I would say that the system of financial management we have is inherently perverted but sound in most other respects - like a pedophile who has a regular job and gets along with people but uses his money to buy child pornography. And it's not nothing for capitalists to decide that peace and econoomic security are more important than acting on their amoral impulses. Leaving aside the present American regime, let's look at France and Germany - or better yet, Poland and Germany. Clearly there is something to modern finance capitalism if it makes former enemies who slaughtered each other in their millions within recent memory to decide that such behavior is unthinkable. It may seem a simple triumph of the most elemental rationality, but elemental rationality has not had a good record in Europe until recently. Why else would Poles, with every right and provocation to hate Germans, decide that it is more satisfying to trade with them than to murder them (however satisfying that might be)?

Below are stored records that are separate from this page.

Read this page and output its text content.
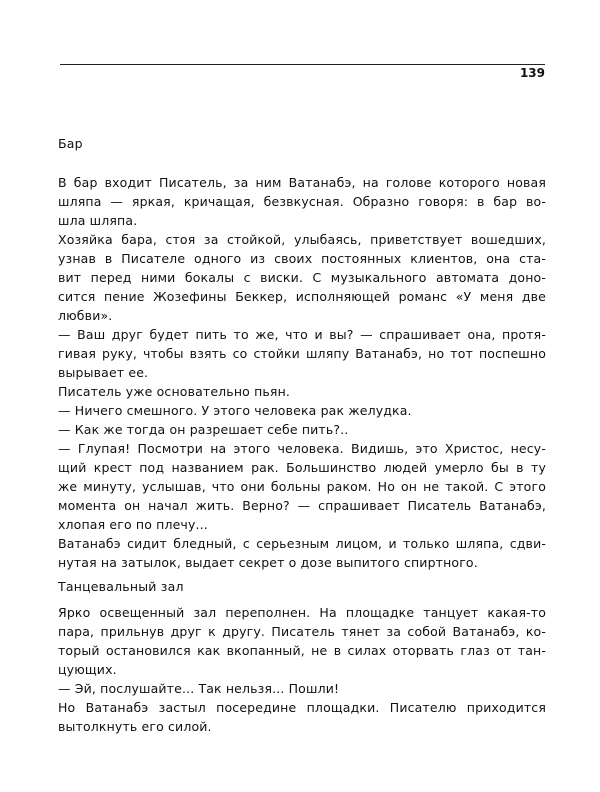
139
Бар
В бар входит Писатель, за ним Ватанабэ, на голове которого новая
шляпа — яркая, кричащая, безвкусная. Образно говоря: в бар во-
шла шляпа.
Хозяйка бара, стоя за стойкой, улыбаясь, приветствует вошедших,
узнав в Писателе одного из своих постоянных клиентов, она ста-
вит перед ними бокалы с виски. С музыкального автомата доно-
сится пение Жозефины Беккер, исполняющей романс «У меня две
любви».
— Ваш друг будет пить то же, что и вы? — спрашивает она, протя-
гивая руку, чтобы взять со стойки шляпу Ватанабэ, но тот поспешно
вырывает ее.
Писатель уже основательно пьян.
— Ничего смешного. У этого человека рак желудка.
— Как же тогда он разрешает себе пить?..
— Глупая! Посмотри на этого человека. Видишь, это Христос, несу-
щий крест под названием рак. Большинство людей умерло бы в ту
же минуту, услышав, что они больны раком. Но он не такой. С этого
момента он начал жить. Верно? — спрашивает Писатель Ватанабэ,
хлопая его по плечу...
Ватанабэ сидит бледный, с серьезным лицом, и только шляпа, сдви-
нутая на затылок, выдает секрет о дозе выпитого спиртного.
Танцевальный зал
Ярко освещенный зал переполнен. На площадке танцует какая-то
пара, прильнув друг к другу. Писатель тянет за собой Ватанабэ, ко-
торый остановился как вкопанный, не в силах оторвать глаз от тан-
цующих.
— Эй, послушайте... Так нельзя... Пошли!
Но Ватанабэ застыл посередине площадки. Писателю приходится
вытолкнуть его силой.
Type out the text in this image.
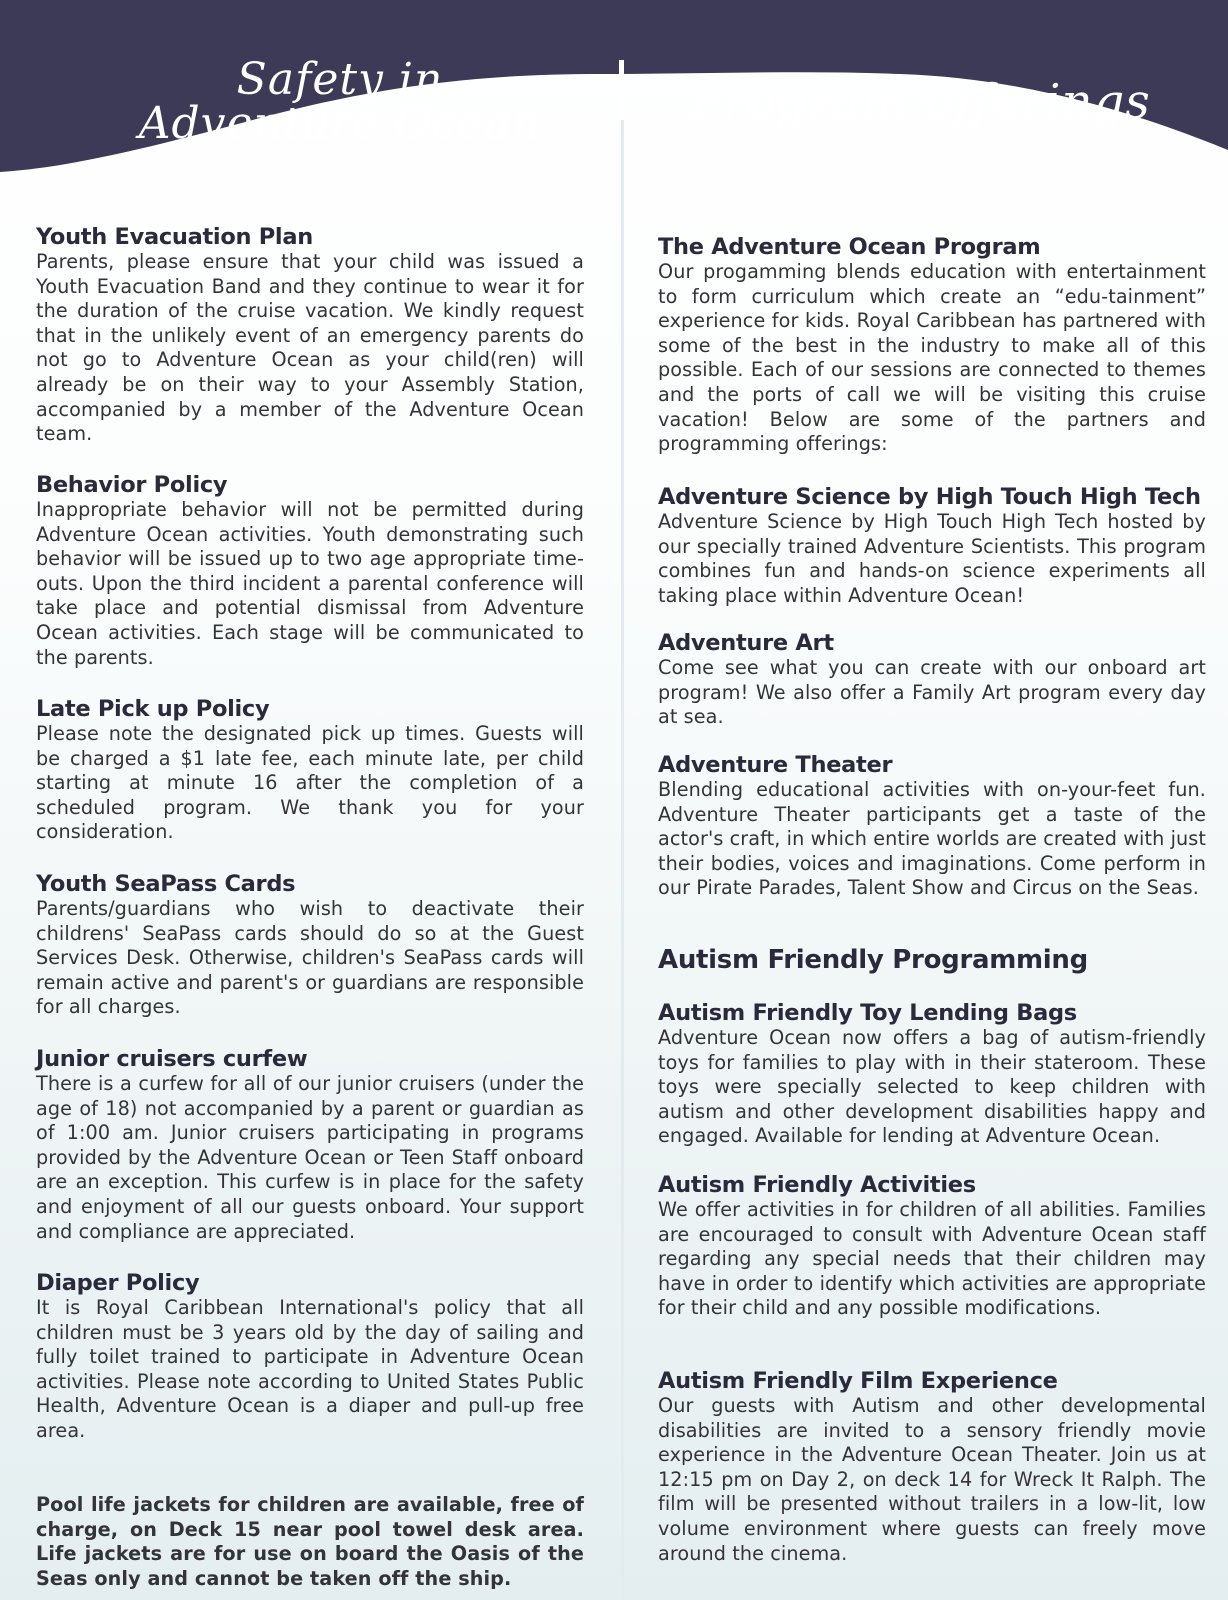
Safety in
Adventure Ocean	Program offerings
Youth Evacuation Plan

Parents, please ensure that your child was issued a Youth Evacuation Band and they continue to wear it for the duration of the cruise vacation. We kindly request that in the unlikely event of an emergency parents do not go to Adventure Ocean as your child(ren) will already be on their way to your Assembly Station, accompanied by a member of the Adventure Ocean team.

Behavior Policy

Inappropriate behavior will not be permitted during Adventure Ocean activities. Youth demonstrating such behavior will be issued up to two age appropriate time-outs. Upon the third incident a parental conference will take place and potential dismissal from Adventure Ocean activities. Each stage will be communicated to the parents.

Late Pick up Policy

Please note the designated pick up times. Guests will be charged a $1 late fee, each minute late, per child starting at minute 16 after the completion of a scheduled program. We thank you for your consideration.

Youth SeaPass Cards

Parents/guardians who wish to deactivate their childrens' SeaPass cards should do so at the Guest Services Desk. Otherwise, children's SeaPass cards will remain active and parent's or guardians are responsible for all charges.

Junior cruisers curfew

There is a curfew for all of our junior cruisers (under the age of 18) not accompanied by a parent or guardian as of 1:00 am. Junior cruisers participating in programs provided by the Adventure Ocean or Teen Staff onboard are an exception. This curfew is in place for the safety and enjoyment of all our guests onboard. Your support and compliance are appreciated.

Diaper Policy

It is Royal Caribbean International's policy that all children must be 3 years old by the day of sailing and fully toilet trained to participate in Adventure Ocean activities. Please note according to United States Public Health, Adventure Ocean is a diaper and pull-up free area.

Pool life jackets for children are available, free of charge, on Deck 15 near pool towel desk area. Life jackets are for use on board the Oasis of the Seas only and cannot be taken off the ship.

The Adventure Ocean Program

Our progamming blends education with entertainment to form curriculum which create an “edu-tainment” experience for kids. Royal Caribbean has partnered with some of the best in the industry to make all of this possible. Each of our sessions are connected to themes and the ports of call we will be visiting this cruise vacation! Below are some of the partners and programming offerings:

Adventure Science by High Touch High Tech

Adventure Science by High Touch High Tech hosted by our specially trained Adventure Scientists. This program combines fun and hands-on science experiments all taking place within Adventure Ocean!

Adventure Art

Come see what you can create with our onboard art program! We also offer a Family Art program every day at sea.

Adventure Theater

Blending educational activities with on-your-feet fun. Adventure Theater participants get a taste of the actor's craft, in which entire worlds are created with just their bodies, voices and imaginations. Come perform in our Pirate Parades, Talent Show and Circus on the Seas.

Autism Friendly Programming
Autism Friendly Toy Lending Bags

Adventure Ocean now offers a bag of autism-friendly toys for families to play with in their stateroom. These toys were specially selected to keep children with autism and other development disabilities happy and engaged. Available for lending at Adventure Ocean.

Autism Friendly Activities

We offer activities in for children of all abilities. Families are encouraged to consult with Adventure Ocean staff regarding any special needs that their children may have in order to identify which activities are appropriate for their child and any possible modifications.

Autism Friendly Film Experience

Our guests with Autism and other developmental disabilities are invited to a sensory friendly movie experience in the Adventure Ocean Theater. Join us at 12:15 pm on Day 2, on deck 14 for Wreck It Ralph. The film will be presented without trailers in a low-lit, low volume environment where guests can freely move around the cinema.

So yes, the entire mechanism of capitalism is built to make the idle rich richer and more idle but it does so by a complex and often positive mechanism. I think the key is that the broadening of financial markets has brought more and more "externalities" inside the system, so capitalists have a better sense of the dangers of their misbehavior and behave better (thus the "greening of Goldman Sachs", e.g.).

Eventually, as in America, that system must begin to fail. It simply serves too small a group whose interests diverge too greatly from the interests of the whole population. But it has worked because the mechanisms are rational and capitalists have been sensible enough to broaden the base of the capitalist class to be more representative.

I say the mechanism is sensible because ultimately it is always right for any economic unit to produce more benefit than it takes in. In that way "profit" - much more broadly defined - is a good thing. And I think it is not possible to decide whether an economic unit is profitable to a society without putting a hard number on it which compares that economic decision objectively with other possible economic decisions. You've got to mark to market.